New SFF 2025 findings from a Cleanverse survey reveal users want bank-grade safeguards and regulated infrastructure.

Cleanverse International has released new survey findings from the Singapore FinTech Festival 2025, highlighting that trust, identity assurance, and counterparty verification remain the defining barriers to mainstream Web3 adoption.

The survey, which gathered responses from more than 1,500 industry participants, retail users, and first-time adopters, shows a clear pattern: Web3’s next chapter will depend less on technical innovation and more on rebuilding governance, protection, and traceability at the protocol layer.

Ceridwen Choo, CEO of Cleanverse, commented: “Respondents consistently told us that they want consumer protections built into the infrastructure itself… Users are no longer asking whether Web3 works — they are asking whether it can be trusted.”

Trust Gap Persists

Three-quarters (75.4%) of respondents do not currently use a Web3 wallet, attributing this to limited understanding and concerns over trust and security. Nearly half of existing users want more platforms supporting verified on-chain transactions, underscoring persistent scepticism toward current decentralised environments.

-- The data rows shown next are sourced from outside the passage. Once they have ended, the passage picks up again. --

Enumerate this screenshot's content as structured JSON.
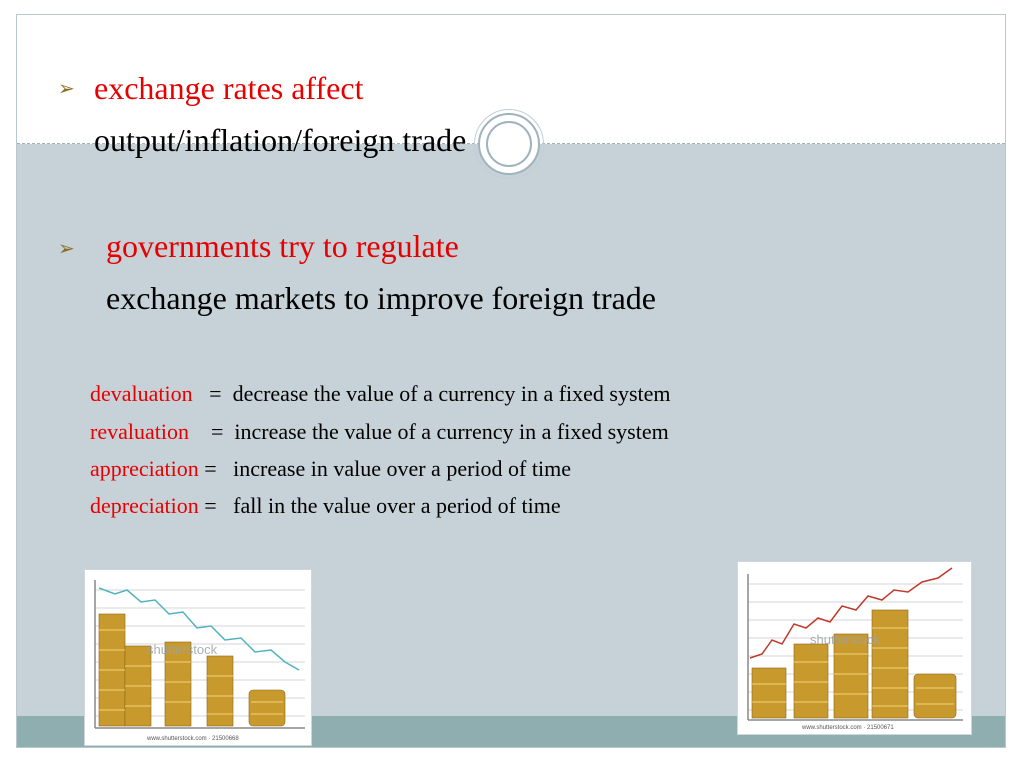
{
  "bullets": [
    {
      "red": "exchange rates affect",
      "black": "output/inflation/foreign trade"
    },
    {
      "red": "governments try to regulate",
      "black": "exchange  markets to improve foreign trade"
    }
  ],
  "definitions": [
    {
      "term": "devaluation",
      "sep": "   =  ",
      "text": "decrease the value of a currency in a fixed system"
    },
    {
      "term": "revaluation",
      "sep": "    =  ",
      "text": "increase the value of a currency in a fixed system"
    },
    {
      "term": "appreciation",
      "sep": " =   ",
      "text": "increase in value over a period of time"
    },
    {
      "term": "depreciation",
      "sep": " =   ",
      "text": "fall in the value over a period of time"
    }
  ],
  "images": {
    "left": {
      "watermark": "shutterstock",
      "caption": "www.shutterstock.com · 21500668"
    },
    "right": {
      "watermark": "shutterstock",
      "caption": "www.shutterstock.com · 21500671"
    }
  },
  "colors": {
    "accent_red": "#e60000",
    "bullet_arrow": "#8a6d1d",
    "body_bg": "#c6d1d8",
    "footer": "#8faeb0"
  }
}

Strong Demand for Embedded Compliance

When asked whether compliance and shareable KYC at the protocol layer would enhance their Web3 experience, 59.5% said yes and 35.4% said maybe. Respondents increasingly view compliance as an expected safety baseline, not a burden. The findings also reinforce demand for portable identity credentials to avoid repeated, fragmented KYC processes.

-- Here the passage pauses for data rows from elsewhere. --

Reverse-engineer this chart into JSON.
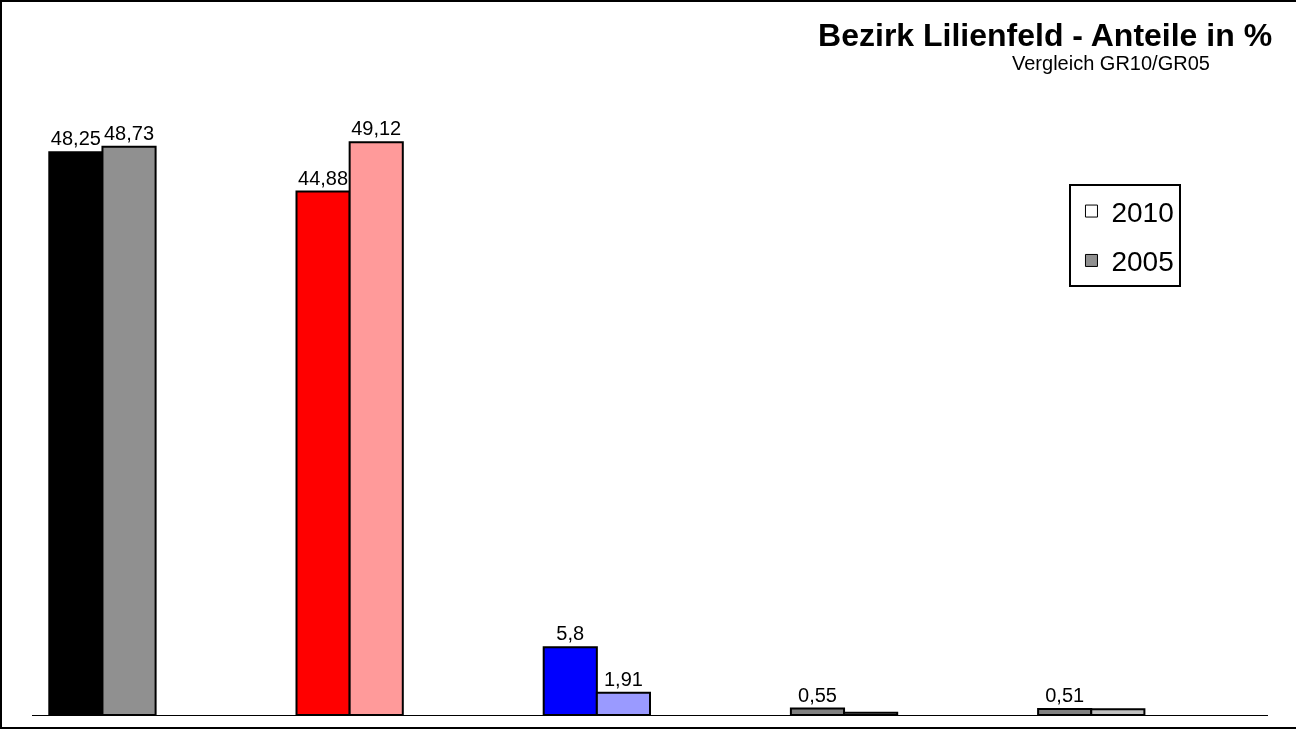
{
  "chart_data": {
    "type": "bar",
    "title": "Bezirk Lilienfeld - Anteile in %",
    "subtitle": "Vergleich GR10/GR05",
    "categories": [
      null,
      null,
      null,
      null,
      null
    ],
    "series": [
      {
        "name": "2010",
        "color": "#ffffff",
        "colors": [
          "#000000",
          "#ff0000",
          "#0000ff",
          "#808080",
          "#808080"
        ],
        "values": [
          48.25,
          44.88,
          5.8,
          0.55,
          0.51
        ],
        "value_labels": [
          "48,25",
          "44,88",
          "5,8",
          "0,55",
          "0,51"
        ]
      },
      {
        "name": "2005",
        "color": "#909090",
        "colors": [
          "#909090",
          "#ff9a9a",
          "#9a9aff",
          "#c0c0c0",
          "#c0c0c0"
        ],
        "values": [
          48.73,
          49.12,
          1.91,
          0.2,
          0.5
        ],
        "value_labels": [
          "48,73",
          "49,12",
          "1,91",
          null,
          null
        ]
      }
    ],
    "grid": false,
    "legend": "top right"
  }
}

Regulated Infrastructure Increases Confidence

A combined 87% of respondents said they would feel confident or open to using Web3 services running on compliance-certified platforms. As tokenisation and stablecoins become extensions of regulated finance, users expect Web3 services to meet similar standards of transparency and accountability.

Banks Emerging as the Main Consumer Gateway

The survey also indicates a major shift in preferred access points. More than 40% of respondents would use Web3 services if provided by their bank, while 46.6% said they might. With only 4.5% opposed, banks are positioned to become the primary bridge to Web3 for mainstream consumers.

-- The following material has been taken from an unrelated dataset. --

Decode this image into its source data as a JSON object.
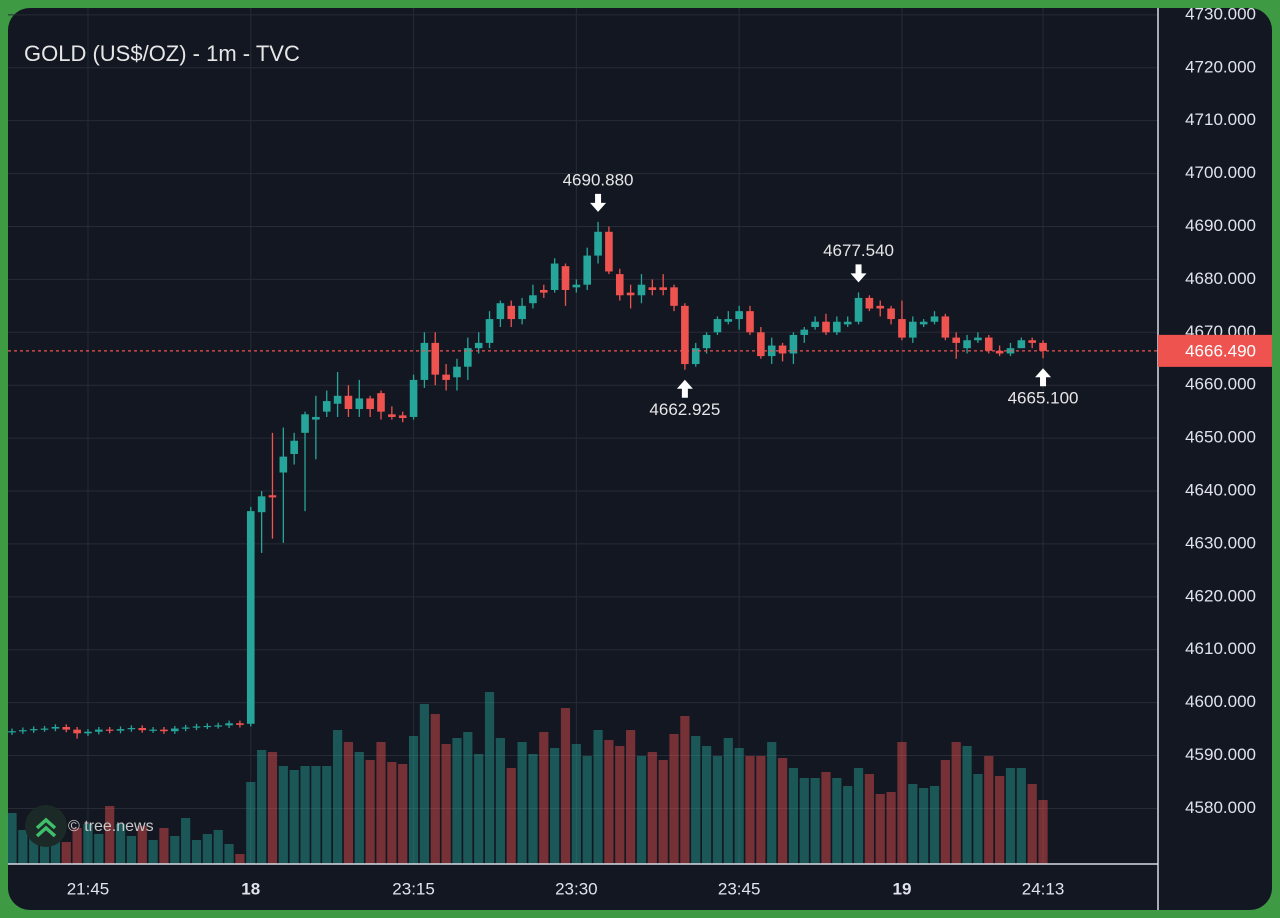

Industry leaders emphasised the importance of identity and trust layers. Chia Hock Lai, Co-chair of the Digital Assets Association, said: “Institutions cannot scale on anonymity… Identity assurance is the essential infrastructure required to bridge Web3 with the real global economy.”

 Professor Zhu Feida of Singapore Management University added: “The era of anonymous-by-default Web3 is over… Trust-by-design is becoming the prerequisite for Web3’s mainstream breakout.”

As regulators and industry leaders refine the next phase of digital asset governance, the direction is clear: Web3’s future will be shaped by trust, identity, and compliance-native architecture.